Oui, mais vienne la guerre, et combien de fois a-t-elle fondu sur notre pays si exposé, si convoité ! cette femme d’intérieur, cette femme si tendre, fait voir de quelle force d’âme elle est douée. Mère de Duguesclin, mère de Jeanne d’Arc, mère de Bayard, mères de nos soldats de 1914, avez-vous tenté de retenir vos fils, épouses d’arrêter l’élan de vos maris ? Qui de vous ne les a encouragés, soutenus, par les mots sublimes, par les raffinements d’un cœur aimant, et fort dont vos lettres étaient pleines et que n’affaiblissaient pas vos « au revoir » ou vos « adieu » trempés de larmes.
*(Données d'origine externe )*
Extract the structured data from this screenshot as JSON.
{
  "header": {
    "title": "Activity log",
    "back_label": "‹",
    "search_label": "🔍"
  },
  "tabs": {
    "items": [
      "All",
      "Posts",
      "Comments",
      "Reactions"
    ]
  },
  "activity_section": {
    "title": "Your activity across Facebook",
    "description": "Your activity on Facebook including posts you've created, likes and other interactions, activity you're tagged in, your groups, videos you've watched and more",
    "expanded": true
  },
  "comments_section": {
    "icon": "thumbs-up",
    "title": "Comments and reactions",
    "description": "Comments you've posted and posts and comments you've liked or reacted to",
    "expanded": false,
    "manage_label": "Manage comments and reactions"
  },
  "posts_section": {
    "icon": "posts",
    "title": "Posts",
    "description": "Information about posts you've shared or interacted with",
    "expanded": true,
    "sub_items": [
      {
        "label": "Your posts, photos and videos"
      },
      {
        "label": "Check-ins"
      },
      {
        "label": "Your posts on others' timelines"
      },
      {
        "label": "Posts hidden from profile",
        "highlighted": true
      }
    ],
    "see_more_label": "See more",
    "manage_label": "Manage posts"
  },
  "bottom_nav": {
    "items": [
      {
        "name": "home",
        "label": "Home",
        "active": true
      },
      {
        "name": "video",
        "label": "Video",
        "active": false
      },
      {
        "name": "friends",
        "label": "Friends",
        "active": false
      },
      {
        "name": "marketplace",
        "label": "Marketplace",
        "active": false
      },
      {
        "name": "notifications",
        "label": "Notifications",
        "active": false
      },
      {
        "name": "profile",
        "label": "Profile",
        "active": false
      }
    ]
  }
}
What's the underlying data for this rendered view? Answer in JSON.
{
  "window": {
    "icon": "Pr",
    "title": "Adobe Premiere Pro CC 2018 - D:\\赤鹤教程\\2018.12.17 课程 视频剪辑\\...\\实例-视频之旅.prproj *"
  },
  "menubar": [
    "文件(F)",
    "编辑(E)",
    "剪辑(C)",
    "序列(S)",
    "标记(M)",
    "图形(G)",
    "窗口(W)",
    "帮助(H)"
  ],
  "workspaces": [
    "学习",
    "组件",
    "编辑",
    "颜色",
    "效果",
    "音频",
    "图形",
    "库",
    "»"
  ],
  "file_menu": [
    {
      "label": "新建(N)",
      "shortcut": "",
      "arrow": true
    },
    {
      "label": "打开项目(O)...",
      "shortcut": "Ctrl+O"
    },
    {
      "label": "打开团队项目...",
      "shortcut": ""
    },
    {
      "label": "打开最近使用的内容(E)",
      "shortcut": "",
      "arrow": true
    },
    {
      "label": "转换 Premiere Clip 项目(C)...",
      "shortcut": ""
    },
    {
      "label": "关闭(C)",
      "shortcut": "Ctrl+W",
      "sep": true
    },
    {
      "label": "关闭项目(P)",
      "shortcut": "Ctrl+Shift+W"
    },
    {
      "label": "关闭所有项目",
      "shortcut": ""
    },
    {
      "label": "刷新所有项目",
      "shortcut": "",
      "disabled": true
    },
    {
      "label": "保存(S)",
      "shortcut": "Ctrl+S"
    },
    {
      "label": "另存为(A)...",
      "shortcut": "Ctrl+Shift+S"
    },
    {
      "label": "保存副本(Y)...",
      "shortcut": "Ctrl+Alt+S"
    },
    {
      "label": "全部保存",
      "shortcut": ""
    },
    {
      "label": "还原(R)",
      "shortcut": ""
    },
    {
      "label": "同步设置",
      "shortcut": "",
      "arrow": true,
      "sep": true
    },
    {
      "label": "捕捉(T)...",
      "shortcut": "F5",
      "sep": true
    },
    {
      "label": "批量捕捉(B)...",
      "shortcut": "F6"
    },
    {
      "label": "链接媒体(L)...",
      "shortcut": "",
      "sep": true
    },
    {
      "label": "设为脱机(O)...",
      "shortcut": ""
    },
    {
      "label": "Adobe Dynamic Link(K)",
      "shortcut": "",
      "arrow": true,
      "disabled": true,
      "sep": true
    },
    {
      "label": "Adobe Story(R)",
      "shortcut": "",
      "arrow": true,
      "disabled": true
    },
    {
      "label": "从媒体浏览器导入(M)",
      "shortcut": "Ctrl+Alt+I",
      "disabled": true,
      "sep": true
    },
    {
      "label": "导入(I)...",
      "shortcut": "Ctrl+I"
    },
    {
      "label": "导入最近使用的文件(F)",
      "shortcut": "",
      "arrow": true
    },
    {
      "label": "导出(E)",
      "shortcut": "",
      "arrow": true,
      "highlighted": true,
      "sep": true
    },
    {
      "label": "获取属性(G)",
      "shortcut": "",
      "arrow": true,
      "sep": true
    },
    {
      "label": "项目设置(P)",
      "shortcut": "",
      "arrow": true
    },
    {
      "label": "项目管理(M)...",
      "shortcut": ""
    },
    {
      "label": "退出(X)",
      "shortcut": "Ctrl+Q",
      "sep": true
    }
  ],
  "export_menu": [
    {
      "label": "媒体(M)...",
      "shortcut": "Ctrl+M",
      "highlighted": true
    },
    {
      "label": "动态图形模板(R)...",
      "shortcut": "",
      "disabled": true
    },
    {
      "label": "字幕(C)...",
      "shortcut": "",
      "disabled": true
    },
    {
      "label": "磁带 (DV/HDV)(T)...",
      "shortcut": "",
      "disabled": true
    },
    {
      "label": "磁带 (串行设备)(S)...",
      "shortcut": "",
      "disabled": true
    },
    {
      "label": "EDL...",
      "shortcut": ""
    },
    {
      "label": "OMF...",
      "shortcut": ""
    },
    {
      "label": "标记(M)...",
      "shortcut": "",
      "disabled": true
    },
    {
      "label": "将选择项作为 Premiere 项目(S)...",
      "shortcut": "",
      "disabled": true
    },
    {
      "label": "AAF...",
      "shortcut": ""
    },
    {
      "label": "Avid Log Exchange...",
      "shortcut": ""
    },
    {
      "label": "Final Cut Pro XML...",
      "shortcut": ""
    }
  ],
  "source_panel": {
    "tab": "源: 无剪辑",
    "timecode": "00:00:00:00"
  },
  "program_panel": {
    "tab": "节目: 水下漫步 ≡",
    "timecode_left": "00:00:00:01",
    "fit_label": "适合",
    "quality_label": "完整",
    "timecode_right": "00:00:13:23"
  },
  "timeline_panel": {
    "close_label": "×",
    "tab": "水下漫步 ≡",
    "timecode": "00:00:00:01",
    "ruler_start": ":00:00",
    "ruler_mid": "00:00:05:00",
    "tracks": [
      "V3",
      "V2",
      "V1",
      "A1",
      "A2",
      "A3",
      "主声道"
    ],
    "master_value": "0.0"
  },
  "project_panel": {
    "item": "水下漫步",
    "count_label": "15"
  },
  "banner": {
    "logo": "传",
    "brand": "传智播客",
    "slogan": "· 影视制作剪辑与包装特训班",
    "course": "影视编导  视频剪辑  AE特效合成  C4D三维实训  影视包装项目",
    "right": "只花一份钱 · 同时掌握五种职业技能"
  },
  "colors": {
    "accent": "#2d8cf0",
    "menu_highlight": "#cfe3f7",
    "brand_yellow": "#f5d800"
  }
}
Dignes héritières des Clotilde, des Blanche de Castille, des Anne de Bretagne, vous n’avez pas craint d’assumer le travail de l’homme. Quand le désarroi général vous a montré le péril de la religion et de la société, vous avez osé sortir de votre foyer qui ne fut jamais un gynécée, vous montrer au dehors, vous liguer, parler, agir, sans cesser pour autant de prier.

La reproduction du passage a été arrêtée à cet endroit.